None of the Indian cities are as worse as Beijing.

Except may be Kolkata.


----------



## freshseasons (Jan 30, 2014)

So does it mean people in India die faster than people in other countries like china.

   So if somehow you are an NRI or that you settle abroad you have just increased your life span .


----------



## $hadow (Jan 30, 2014)

Cities like Kanpur, Moradabad in U.P. which are known for their manufacturing and import of brass, leather etc have a very dense pollution in the city centers. On some places you can barely see a clear sky.


----------



## ash63425 (Jan 30, 2014)

I guess whether it is more or less than Beijing but it is harmful for sure. Day by day its getting tougher to breathe in cities like Delhi and NCR.


----------



## Anorion (Jan 31, 2014)

this is news because people realized delhi has low-visibility white-out smog persisting through mid-day which is what beijing was notorious for.
this is not caused by the small particle PM2.5 pollutants (exhaust, industrial chimneys) but by larger pollutant particles suspended in air (construction), which has fewer comments in these stories. so the alarm is caused by the larger particles, but the focus is on the deadlier smaller particle pollution. deadlier is just relative here, these bigger particles are also dangerous, and cause the chronic breathing problems mentioned in the articles.

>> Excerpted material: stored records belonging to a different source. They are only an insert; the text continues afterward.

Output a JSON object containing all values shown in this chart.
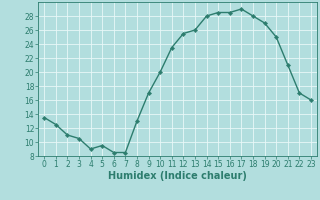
{
  "xlabel": "Humidex (Indice chaleur)",
  "ylabel": "",
  "x": [
    0,
    1,
    2,
    3,
    4,
    5,
    6,
    7,
    8,
    9,
    10,
    11,
    12,
    13,
    14,
    15,
    16,
    17,
    18,
    19,
    20,
    21,
    22,
    23
  ],
  "y": [
    13.5,
    12.5,
    11.0,
    10.5,
    9.0,
    9.5,
    8.5,
    8.5,
    13.0,
    17.0,
    20.0,
    23.5,
    25.5,
    26.0,
    28.0,
    28.5,
    28.5,
    29.0,
    28.0,
    27.0,
    25.0,
    21.0,
    17.0,
    16.0
  ],
  "line_color": "#2d7d6e",
  "marker": "D",
  "marker_size": 2.2,
  "bg_color": "#b2dede",
  "grid_color": "#e8f8f8",
  "ylim": [
    8,
    30
  ],
  "xlim": [
    -0.5,
    23.5
  ],
  "yticks": [
    8,
    10,
    12,
    14,
    16,
    18,
    20,
    22,
    24,
    26,
    28
  ],
  "xticks": [
    0,
    1,
    2,
    3,
    4,
    5,
    6,
    7,
    8,
    9,
    10,
    11,
    12,
    13,
    14,
    15,
    16,
    17,
    18,
    19,
    20,
    21,
    22,
    23
  ],
  "tick_fontsize": 5.5,
  "xlabel_fontsize": 7.0,
  "line_width": 1.0
}
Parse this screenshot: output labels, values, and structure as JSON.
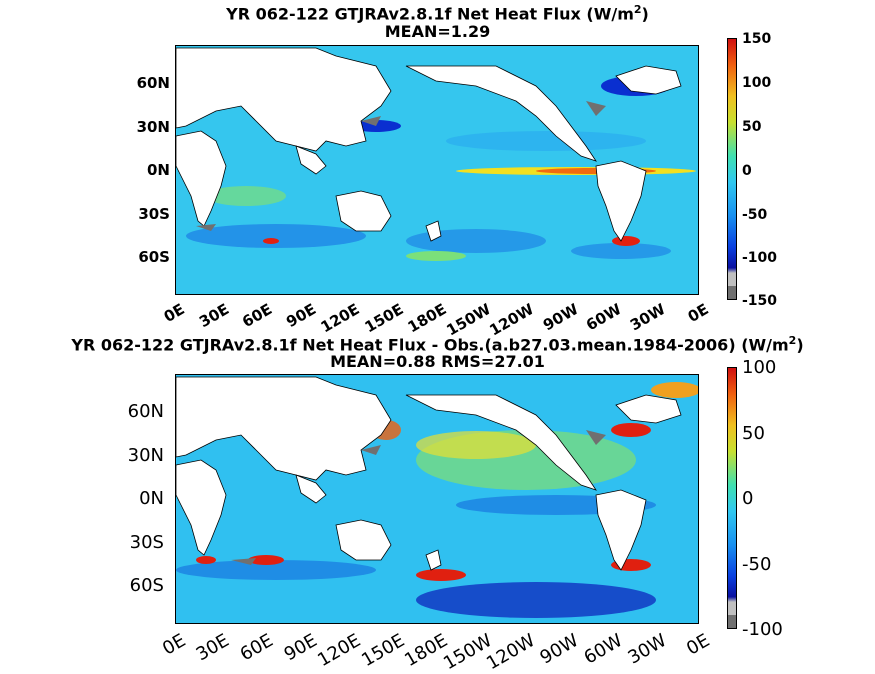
{
  "panel1": {
    "title_line1": "YR 062-122 GTJRAv2.8.1f  Net Heat Flux (W/m",
    "title_sup": "2",
    "title_close": ")",
    "title_line2": "MEAN=1.29",
    "ylabels": [
      "60N",
      "30N",
      "0N",
      "30S",
      "60S"
    ],
    "xlabels": [
      "0E",
      "30E",
      "60E",
      "90E",
      "120E",
      "150E",
      "180E",
      "150W",
      "120W",
      "90W",
      "60W",
      "30W",
      "0E"
    ],
    "colorbar_ticks": [
      "150",
      "100",
      "50",
      "0",
      "-50",
      "-100",
      "-150"
    ]
  },
  "panel2": {
    "title_line1": "YR 062-122 GTJRAv2.8.1f  Net Heat Flux - Obs.(a.b27.03.mean.1984-2006) (W/m",
    "title_sup": "2",
    "title_close": ")",
    "title_line2": "MEAN=0.88 RMS=27.01",
    "ylabels": [
      "60N",
      "30N",
      "0N",
      "30S",
      "60S"
    ],
    "xlabels": [
      "0E",
      "30E",
      "60E",
      "90E",
      "120E",
      "150E",
      "180E",
      "150W",
      "120W",
      "90W",
      "60W",
      "30W",
      "0E"
    ],
    "colorbar_ticks": [
      "100",
      "50",
      "0",
      "-50",
      "-100"
    ]
  },
  "colors": {
    "ocean_base": "#2fc8f0",
    "land": "#ffffff",
    "mask": "#707070"
  }
}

anyway, would trust the TOI src which is a govt organisation responsible for tracking pollution SAFAR, more than the NYT source which is a public interest environmental advocacy group About CSE | Centre for Science and Environment


----------



## Nanducob (Jan 31, 2014)

Add some cigarette to weaken the lungs more


----------



## icebags (Feb 1, 2014)

thanks to all the smokers and guddi+bike -wallas, we and the next gen indians gradually will consume less oxygen than our ancestors.  govt should make petrol price 200/litre with immediate effect, forcing people to use public transport.


there is a flyover here, i often go walking, and find the air above flyover is thicker than what lies under it, where no car is running.


----------